In Debt like Silk: An American Horror Story CreditBy Pictolic https://pictolic.com/en/article/in-debt-like-silk-an-american-horror-story-credit
Photographer Brittany Powell herself got into debt, borrowing more than $ 30,000 from banks, after which she began a project collecting portraits of her compatriots who were also mired in loans.
After the artist Brittany Powell lost her job and reached the poverty line in 2008 due to the economic crisis, she decided to investigate how debts affect people's self-perception and their relationships with the outside world. As part of the Debts project, she photographed bankrupt citizens together with their property and asked everyone to put their own bankruptcy history on paper. In two years, out of the planned 99 interviews, she managed to conduct 32 — in San Francisco, New York, Portland and Oregon. Powell recently launched a Kickstarter campaign to raise funds to continue the project. As the artist explained, she needs money to interview people in each of the states and achieve representativeness in creating a generalized image of an American debtor.

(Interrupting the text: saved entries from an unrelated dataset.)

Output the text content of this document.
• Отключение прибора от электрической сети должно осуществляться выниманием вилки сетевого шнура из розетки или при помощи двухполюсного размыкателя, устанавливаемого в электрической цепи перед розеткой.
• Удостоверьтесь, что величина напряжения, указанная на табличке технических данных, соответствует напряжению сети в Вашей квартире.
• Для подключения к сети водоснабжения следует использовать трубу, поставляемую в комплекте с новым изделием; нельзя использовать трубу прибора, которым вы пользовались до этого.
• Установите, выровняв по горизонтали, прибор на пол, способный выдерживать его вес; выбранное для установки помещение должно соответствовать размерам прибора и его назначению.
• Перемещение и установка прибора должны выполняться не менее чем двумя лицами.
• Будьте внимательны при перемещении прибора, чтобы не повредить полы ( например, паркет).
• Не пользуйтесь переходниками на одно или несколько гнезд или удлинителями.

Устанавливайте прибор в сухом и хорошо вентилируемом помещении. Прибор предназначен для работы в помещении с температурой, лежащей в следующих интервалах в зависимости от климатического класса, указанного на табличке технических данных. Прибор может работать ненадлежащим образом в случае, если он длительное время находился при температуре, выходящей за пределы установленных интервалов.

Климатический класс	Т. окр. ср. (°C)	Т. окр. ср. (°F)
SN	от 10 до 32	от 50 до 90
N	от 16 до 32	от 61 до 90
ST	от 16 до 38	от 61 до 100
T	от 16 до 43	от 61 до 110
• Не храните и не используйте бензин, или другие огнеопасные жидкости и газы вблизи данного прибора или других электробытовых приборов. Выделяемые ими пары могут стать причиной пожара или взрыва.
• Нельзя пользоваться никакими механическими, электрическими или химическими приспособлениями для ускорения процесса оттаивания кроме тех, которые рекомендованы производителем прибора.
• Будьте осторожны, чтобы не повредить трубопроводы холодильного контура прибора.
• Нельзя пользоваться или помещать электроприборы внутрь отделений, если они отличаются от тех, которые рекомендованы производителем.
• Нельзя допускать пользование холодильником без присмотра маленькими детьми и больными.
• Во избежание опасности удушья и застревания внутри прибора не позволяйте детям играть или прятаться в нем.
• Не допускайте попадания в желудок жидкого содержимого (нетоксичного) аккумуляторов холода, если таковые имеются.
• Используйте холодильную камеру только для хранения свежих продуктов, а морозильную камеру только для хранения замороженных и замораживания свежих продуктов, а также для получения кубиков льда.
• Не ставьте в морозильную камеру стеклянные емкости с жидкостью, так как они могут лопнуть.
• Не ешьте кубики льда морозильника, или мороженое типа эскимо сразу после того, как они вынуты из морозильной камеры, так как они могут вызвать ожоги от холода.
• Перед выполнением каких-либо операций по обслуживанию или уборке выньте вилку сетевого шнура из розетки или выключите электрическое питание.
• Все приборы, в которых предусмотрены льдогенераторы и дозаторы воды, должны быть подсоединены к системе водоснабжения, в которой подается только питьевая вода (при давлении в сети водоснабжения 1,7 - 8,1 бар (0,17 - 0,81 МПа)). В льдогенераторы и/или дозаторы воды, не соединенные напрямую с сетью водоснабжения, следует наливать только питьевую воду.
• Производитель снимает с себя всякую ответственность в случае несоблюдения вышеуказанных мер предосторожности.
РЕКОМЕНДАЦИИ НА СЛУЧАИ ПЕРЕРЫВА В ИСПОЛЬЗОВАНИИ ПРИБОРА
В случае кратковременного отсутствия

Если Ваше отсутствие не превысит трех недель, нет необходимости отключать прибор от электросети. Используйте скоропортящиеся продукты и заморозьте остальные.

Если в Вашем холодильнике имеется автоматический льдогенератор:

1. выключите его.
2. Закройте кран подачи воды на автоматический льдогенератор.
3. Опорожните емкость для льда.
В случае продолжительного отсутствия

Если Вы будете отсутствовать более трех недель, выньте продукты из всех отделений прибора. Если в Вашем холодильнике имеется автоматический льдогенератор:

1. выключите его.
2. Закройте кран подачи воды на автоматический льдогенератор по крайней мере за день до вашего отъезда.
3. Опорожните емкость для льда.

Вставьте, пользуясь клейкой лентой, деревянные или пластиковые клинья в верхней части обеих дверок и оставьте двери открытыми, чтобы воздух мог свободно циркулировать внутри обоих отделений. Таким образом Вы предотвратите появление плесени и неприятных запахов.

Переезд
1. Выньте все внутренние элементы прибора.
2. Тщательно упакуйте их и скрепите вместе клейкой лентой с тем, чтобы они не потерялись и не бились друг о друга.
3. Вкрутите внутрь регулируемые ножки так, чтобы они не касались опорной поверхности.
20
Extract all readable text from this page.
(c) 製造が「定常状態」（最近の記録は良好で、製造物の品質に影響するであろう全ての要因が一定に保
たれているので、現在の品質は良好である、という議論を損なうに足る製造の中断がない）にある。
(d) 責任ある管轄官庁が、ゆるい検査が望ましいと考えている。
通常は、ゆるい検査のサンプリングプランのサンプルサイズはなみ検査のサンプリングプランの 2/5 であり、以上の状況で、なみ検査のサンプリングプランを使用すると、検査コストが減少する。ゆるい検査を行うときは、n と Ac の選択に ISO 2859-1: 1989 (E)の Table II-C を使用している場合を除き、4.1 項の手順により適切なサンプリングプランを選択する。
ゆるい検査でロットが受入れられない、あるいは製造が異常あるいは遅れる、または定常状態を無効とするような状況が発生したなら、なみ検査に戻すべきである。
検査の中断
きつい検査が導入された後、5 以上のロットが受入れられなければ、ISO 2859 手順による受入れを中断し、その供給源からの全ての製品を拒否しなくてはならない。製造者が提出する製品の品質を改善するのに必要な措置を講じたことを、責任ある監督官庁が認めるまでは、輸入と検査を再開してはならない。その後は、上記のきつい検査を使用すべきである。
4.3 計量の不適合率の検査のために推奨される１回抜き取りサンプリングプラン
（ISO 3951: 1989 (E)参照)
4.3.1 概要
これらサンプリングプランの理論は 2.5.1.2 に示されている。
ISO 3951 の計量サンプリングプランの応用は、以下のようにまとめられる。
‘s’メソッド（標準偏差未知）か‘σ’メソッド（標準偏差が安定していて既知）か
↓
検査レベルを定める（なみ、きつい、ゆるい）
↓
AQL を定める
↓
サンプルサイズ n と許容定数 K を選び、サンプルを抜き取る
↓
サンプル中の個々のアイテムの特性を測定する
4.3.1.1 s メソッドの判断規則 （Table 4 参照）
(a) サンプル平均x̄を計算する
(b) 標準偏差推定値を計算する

1. James M. Thomas, PhD student, writer. Debts in the amount of $24,500
I have been studying at graduate school intermittently since 2003. In the short periods of time free from study, I worked full-time. Despite the fact that I had small savings, they were not enough for my studies at an expensive university, they could not cover the difference between income (scholarships, etc.) and monthly expenses in expensive cities (New York, San Francisco).
2. Sherin Jelled, masseuse. Debts in the amount of $10,000
I received money from insurance payments after the death of a loved one, after which the banks raised the maximum amount of loan money that I could receive. Then I didn't work and suffered from the loss of a loved one, as a result of which I accumulated a debt of more than $20,000 due to frivolous spending.
3. Mike, architectural designer. Debts in the amount of $160,000
Master's degree in 4 years. Real estate transaction. Unemployed.
4. Bates, surfing instructor, catering worker, entrepreneur. Debts in the amount of $30,000
I worked for a startup, so they didn't pay me much, and in order to pay for my daily needs, I had to borrow on credit cards. Then the business completely withered away, the recession came, I moved and still can't find a normal job.
5. Morris Legrand, musician. Debts in the amount of $450,000
Poor mortgage conditions, job loss in 2005.
6. Bate Ross Smith, photographer, fine artist, teacher. Debts in the amount of $91,000
If you have a creative profession and at the same time you work for yourself, you need to work hard and fruitfully. Debts in the amount of $91,000 accumulated on student loans.
7. Jeremy E. Mills, unemployed. Debts in the amount of $30,000
Currently, my student loan debts are $30,000. I grew up in Boise, Idaho, where I attended college majoring in Railroad Transportation Management. I need to start paying off my debts next month, but at the moment I don't have any plan on how to do it yet.
8. Grace Ragland, family relations specialist. Debts in the amount of $75,000
The story of my debt began with going to college. I was never taught how to handle money properly, and therefore I quickly spent all my income. Full-time college education required additional loans for student loan programs. I used the rest of the money for everyday expenses — paying off a loan for a car, etc. When my ex-husband went to prison, I became the main breadwinner in the family and was unable to pay previous debts. My debt grew despite the fact that I worked 2-3 jobs, 7 days a week for 7 years. My health has been shaken, and now that the children have grown up, I work full-time at one job. I finally saw the light at the end of the tunnel - thanks to my family and prayers. It affected all aspects of my life, and I regret that I did not pay enough attention to the proper handling of money.
9. Ramon Romero, entrepreneur. Debts in the amount of $250,000
I have accumulated over $250,000 in debt. It all started with credit cards, phone bills, and a laundry I bought. In nine months, my water bill was over $28,700.
10. Michelle Manis, housekeeper. Debts in the amount of $35,000
I accumulated my last debt after a large payment, when I was 23 years old. When I returned to college, I accumulated most of this debt; the rest was formed from mail order catalogs, other debts and homeless wandering.
11. Bernit Bradley, social worker. Debts in the amount of $26,000
She owed $130,000 for houses and cars. Now I still owe $26,000 on student loans that helped me survive when I was in high school. I plan to repay them in the near future.
12. Martin Olive, Executive Director of Vapor Room Cooperative. Debts in the amount of $930,500
I was tested by the US Internal Revenue Service to open a medical drug dispensary in 2004 and 2005. The Tax Service, applying the controversial provision 280E, forbade me to deduct the cost of cannabis as a standard business deduction. In the end, I had to pay full income tax, plus interest, plus fines. In addition to this tax burden, I suffered from a brain aneurysm, underwent surgery and spent 10 days in the intensive care unit: the costs of all this were not covered by my health insurance.